White House Launches New Energy Review
President Barack Obama launched a new initiative to review the U.S. energy infrastructure and strategy every four years. Dubbed the Quadrennial Energy Review (QER), the first review will focus on the development of a comprehensive strategy for the infrastructure involved in transporting, transmitting and delivering energy.
The QER will be developed through robust inter-agency dialogue and engagement of external stakeholders and will help to build on the United States’ progress toward greater energy and climate security, according to a statement released by the White House.
Building on the foundation provided in the president’s “Blueprint for a Secure Energy Future” and his Climate Action Plan, this QER will study the opportunities and challenges that the U.S. energy infrastructure faces as a result of transformations in energy supply, markets and use. These challenges include aging and capacity, impacts of climate change and cyber and physical threats. The QER will provide rigorous analysis in a focused, actionable document for policymakers across all sectors.
The development of the QER will include broad outreach, including to the private sector; state, local and tribal governments, as well as labor, other non-governmental organizations and the academic community. The QER will be conducted by an inter-agency task force co-chaired by the leaders of the White House Domestic Policy Council and Office of Science and Technology Policy, and includes representation from all relevant executive departments and agencies.
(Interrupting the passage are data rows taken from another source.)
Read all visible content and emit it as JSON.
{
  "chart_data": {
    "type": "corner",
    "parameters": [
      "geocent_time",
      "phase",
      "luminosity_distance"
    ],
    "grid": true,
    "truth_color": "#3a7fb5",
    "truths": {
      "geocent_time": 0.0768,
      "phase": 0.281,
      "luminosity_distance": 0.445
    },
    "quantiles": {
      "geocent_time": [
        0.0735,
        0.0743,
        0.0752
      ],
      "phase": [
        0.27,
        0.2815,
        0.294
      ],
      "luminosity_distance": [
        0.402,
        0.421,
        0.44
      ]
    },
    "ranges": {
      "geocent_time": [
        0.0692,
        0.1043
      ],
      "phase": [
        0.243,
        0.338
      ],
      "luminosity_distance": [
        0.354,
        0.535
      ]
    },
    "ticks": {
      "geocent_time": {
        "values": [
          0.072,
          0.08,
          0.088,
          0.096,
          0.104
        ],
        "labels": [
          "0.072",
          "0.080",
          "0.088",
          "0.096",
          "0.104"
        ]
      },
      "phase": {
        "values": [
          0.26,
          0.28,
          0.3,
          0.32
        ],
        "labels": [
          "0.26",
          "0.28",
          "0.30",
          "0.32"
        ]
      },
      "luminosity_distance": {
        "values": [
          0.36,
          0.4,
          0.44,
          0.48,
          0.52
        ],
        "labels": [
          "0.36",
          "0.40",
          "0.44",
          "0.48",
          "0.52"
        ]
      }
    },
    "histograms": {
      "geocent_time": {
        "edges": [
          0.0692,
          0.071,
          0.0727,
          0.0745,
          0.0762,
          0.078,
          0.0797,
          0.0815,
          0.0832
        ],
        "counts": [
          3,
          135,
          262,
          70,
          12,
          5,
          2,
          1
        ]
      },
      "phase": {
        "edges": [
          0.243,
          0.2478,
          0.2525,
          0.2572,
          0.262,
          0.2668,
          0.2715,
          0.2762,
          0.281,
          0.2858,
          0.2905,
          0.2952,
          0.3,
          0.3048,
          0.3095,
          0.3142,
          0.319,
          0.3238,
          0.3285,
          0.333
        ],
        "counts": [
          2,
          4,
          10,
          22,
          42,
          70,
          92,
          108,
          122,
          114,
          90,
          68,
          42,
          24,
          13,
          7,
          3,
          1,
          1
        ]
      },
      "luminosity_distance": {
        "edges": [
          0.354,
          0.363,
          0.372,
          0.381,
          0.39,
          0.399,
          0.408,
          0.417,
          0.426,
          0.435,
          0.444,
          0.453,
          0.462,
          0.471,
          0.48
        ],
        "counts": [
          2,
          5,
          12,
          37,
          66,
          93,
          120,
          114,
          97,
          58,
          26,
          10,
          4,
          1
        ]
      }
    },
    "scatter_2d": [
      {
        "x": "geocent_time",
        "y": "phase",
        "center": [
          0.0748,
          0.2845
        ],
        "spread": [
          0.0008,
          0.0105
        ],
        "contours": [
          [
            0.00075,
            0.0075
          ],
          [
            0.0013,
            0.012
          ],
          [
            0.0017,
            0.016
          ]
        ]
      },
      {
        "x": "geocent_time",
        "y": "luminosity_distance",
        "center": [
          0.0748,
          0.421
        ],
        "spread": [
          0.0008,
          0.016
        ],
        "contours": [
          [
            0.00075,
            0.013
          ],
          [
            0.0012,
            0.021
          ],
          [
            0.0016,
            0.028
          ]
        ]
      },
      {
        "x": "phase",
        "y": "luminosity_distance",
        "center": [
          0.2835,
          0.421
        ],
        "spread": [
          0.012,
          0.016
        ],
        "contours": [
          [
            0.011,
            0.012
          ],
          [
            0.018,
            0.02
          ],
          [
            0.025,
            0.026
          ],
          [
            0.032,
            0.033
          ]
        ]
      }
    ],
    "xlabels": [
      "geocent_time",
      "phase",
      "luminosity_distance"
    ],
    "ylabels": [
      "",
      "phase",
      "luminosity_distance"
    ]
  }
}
The Department of Energy will play a key role in providing analytic support to the QER.
According to the Presidential Memorandum signed Jan. 9, the QER will provide an integrated view of and recommendations for Federal energy policy in the context of economic, environmental, occupational, security and health and safety priorities; review the adequacy of existing executive and legislative activities and recommend additional executive and legislative actions as appropriate; assess and recommend priorities for research, development and demonstration programs to support key goals; and identify analytic tools and data needed to support further policy development and implementation.